Interview: Faravelli on ingredient innovation and the challenges of sugar reduction

Interview: Faravelli on ingredient innovation and the challenges of sugar reduction

At this year’s Food Ingredients Europe event, FoodBev caught up with Giulia Bulai, project manager R&D food, hydrocolloids and technical sales for Faravelli, about the team’s latest innovations, including confectionery formulated with monkfruit.


With an increased demand for sugar reduction across F&B, monkfruit is an ingredient that is rapidly gaining traction for its clean taste profile and promising performance in reduced-sugar development. Until October last year, monkfruit was seen as a novel food, meaning producers and manufacturers had to seek regulatory approval for its use in ingredient development.

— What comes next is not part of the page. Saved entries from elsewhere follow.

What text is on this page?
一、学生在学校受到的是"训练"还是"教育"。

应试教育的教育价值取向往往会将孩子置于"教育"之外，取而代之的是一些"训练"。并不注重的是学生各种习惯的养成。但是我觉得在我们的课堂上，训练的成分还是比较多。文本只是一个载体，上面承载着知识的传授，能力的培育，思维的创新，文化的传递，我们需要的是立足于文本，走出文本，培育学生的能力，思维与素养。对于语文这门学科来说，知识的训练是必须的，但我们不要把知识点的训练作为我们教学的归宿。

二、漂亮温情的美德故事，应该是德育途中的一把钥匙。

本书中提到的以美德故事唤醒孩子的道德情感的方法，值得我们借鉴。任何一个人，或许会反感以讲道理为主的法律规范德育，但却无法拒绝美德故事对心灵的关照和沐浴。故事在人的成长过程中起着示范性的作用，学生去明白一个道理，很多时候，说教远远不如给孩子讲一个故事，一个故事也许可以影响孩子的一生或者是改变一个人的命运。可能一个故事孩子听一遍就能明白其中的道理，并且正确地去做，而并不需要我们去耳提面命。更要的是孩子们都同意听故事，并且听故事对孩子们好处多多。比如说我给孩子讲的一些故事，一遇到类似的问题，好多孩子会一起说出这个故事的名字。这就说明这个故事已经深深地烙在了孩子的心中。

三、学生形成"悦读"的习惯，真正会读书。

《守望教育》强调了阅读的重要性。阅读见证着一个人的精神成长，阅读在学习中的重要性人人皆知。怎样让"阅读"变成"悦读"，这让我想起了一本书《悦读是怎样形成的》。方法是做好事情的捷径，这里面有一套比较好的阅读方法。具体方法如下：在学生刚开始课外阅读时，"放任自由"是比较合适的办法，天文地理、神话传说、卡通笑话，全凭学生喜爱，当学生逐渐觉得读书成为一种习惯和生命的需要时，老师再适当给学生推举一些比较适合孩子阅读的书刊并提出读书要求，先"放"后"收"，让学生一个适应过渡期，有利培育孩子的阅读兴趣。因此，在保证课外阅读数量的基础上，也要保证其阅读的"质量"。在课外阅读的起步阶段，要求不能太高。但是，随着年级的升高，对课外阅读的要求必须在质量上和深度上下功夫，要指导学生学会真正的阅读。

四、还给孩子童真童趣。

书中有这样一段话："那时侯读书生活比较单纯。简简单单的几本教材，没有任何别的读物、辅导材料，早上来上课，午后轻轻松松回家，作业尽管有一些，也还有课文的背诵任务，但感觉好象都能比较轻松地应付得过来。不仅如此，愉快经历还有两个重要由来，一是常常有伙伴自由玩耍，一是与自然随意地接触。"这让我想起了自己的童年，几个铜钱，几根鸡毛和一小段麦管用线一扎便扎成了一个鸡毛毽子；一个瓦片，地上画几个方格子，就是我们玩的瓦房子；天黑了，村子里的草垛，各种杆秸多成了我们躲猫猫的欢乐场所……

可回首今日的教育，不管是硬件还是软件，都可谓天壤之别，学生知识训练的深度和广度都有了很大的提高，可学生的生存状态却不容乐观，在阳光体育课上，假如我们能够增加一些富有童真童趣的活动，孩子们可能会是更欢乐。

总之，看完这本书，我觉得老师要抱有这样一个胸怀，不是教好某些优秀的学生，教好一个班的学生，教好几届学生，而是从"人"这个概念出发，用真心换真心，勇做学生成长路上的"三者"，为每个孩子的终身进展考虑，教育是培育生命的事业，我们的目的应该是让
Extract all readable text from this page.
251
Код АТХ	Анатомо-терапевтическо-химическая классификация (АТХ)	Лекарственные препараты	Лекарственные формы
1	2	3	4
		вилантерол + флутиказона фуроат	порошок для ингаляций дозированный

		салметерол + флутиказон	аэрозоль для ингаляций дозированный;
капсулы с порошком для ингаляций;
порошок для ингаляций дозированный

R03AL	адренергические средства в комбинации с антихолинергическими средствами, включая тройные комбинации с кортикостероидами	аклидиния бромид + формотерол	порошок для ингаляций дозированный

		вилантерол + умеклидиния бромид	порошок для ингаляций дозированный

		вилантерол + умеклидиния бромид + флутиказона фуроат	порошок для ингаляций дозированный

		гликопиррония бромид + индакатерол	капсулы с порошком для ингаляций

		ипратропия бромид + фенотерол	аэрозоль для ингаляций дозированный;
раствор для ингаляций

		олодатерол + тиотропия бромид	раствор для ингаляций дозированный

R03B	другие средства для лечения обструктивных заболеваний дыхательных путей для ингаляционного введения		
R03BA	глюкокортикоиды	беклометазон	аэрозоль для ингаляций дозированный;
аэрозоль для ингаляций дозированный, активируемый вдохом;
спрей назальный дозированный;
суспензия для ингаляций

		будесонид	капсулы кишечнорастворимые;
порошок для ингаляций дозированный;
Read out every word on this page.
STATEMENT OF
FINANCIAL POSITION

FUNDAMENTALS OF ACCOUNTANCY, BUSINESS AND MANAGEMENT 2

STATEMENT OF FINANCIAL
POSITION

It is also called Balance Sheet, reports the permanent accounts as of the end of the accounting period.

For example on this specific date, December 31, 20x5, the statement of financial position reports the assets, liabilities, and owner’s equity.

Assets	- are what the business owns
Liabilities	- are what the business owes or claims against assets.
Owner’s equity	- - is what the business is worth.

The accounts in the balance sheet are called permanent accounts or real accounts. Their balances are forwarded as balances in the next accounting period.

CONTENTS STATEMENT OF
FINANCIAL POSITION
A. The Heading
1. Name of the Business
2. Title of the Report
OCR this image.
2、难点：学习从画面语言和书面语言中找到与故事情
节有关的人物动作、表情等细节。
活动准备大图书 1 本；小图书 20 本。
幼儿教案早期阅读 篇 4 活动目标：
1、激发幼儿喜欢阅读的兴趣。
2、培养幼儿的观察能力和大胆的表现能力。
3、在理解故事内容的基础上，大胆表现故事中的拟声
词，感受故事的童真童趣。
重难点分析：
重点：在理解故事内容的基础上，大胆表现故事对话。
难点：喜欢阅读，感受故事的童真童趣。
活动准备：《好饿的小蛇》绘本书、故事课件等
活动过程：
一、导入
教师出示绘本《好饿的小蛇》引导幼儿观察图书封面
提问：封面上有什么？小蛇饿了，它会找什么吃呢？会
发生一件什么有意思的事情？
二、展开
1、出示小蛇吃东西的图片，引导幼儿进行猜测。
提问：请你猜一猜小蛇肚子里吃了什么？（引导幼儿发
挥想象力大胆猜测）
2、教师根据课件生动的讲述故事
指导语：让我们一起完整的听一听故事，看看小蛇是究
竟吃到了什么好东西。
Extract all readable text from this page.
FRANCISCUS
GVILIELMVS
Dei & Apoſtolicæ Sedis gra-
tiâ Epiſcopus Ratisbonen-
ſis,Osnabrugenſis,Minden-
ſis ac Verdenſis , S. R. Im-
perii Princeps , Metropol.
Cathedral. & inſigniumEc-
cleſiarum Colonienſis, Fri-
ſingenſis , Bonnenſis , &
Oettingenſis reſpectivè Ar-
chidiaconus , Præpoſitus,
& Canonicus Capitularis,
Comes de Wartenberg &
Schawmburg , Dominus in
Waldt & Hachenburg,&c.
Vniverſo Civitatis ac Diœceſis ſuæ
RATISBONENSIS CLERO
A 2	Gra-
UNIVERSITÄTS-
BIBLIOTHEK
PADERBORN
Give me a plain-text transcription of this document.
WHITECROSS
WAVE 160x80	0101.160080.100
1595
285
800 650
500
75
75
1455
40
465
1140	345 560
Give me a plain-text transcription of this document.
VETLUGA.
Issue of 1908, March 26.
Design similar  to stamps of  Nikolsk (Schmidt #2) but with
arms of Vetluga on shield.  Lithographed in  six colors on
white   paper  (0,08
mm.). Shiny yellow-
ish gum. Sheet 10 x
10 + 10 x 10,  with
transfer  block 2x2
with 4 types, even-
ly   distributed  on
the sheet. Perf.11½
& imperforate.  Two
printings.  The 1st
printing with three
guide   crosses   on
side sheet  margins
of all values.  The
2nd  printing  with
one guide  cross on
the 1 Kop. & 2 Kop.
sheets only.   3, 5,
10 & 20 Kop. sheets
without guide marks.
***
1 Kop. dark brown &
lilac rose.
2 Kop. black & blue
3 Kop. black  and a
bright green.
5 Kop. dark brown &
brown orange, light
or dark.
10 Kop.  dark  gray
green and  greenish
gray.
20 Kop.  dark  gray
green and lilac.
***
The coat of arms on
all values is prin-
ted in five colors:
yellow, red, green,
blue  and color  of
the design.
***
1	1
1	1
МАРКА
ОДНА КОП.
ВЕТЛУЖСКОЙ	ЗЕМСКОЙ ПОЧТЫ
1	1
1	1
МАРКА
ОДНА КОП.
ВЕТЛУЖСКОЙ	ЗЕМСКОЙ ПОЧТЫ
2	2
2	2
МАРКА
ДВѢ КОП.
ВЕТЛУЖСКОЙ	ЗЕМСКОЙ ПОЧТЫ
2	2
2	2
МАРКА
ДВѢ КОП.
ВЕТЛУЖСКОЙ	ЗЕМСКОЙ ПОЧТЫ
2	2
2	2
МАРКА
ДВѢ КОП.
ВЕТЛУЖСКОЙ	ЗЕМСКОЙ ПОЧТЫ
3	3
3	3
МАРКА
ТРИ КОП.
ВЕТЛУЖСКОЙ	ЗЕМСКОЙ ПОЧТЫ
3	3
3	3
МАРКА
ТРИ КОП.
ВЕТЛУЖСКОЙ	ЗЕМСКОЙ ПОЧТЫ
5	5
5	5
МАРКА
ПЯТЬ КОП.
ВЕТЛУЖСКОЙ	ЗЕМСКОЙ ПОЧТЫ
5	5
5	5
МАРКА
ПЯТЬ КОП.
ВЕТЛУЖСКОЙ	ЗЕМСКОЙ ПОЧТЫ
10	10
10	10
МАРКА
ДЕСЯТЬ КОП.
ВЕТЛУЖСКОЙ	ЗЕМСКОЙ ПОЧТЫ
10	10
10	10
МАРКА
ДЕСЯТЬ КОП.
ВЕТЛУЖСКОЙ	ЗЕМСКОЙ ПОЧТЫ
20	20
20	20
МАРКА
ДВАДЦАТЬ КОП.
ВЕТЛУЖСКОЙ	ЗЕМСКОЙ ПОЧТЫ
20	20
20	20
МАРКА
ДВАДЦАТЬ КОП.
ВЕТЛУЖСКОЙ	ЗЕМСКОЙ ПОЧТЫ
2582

Since gaining approval for human consumption, Faravelli has used monkfruit not only in the confectionery prototypes available at FIE, but also in gummy formulations, promoting its higher sweetening potential than other sugar alternatives alongside its natural credentials.


Alongside the monkfruit confectionery, Faravelli continues to promote Fara, the company’s proprietary line of customised functional systems. Developed with the philosophy of every formulation challenge deserving its own dedicated solution, Fara is the result of years of technical refinement and collaboration and has become a strategic tool for improving texture, stability, structure and performance across a range of applications.


In our conversation with Bulai, she emphasises the importance of continuous ingredient evolution and development while remaining focused on creating something that tastes great.



This particular edition of FIE not only showcased what Faravelli can do with ingredient innovation but also laid the groundwork for its centenary celebrations, which kick off in 2026. Over the years, Faravelli has paved the way for innovation across a broad range of sectors, something it hopes to continue for another 100 years.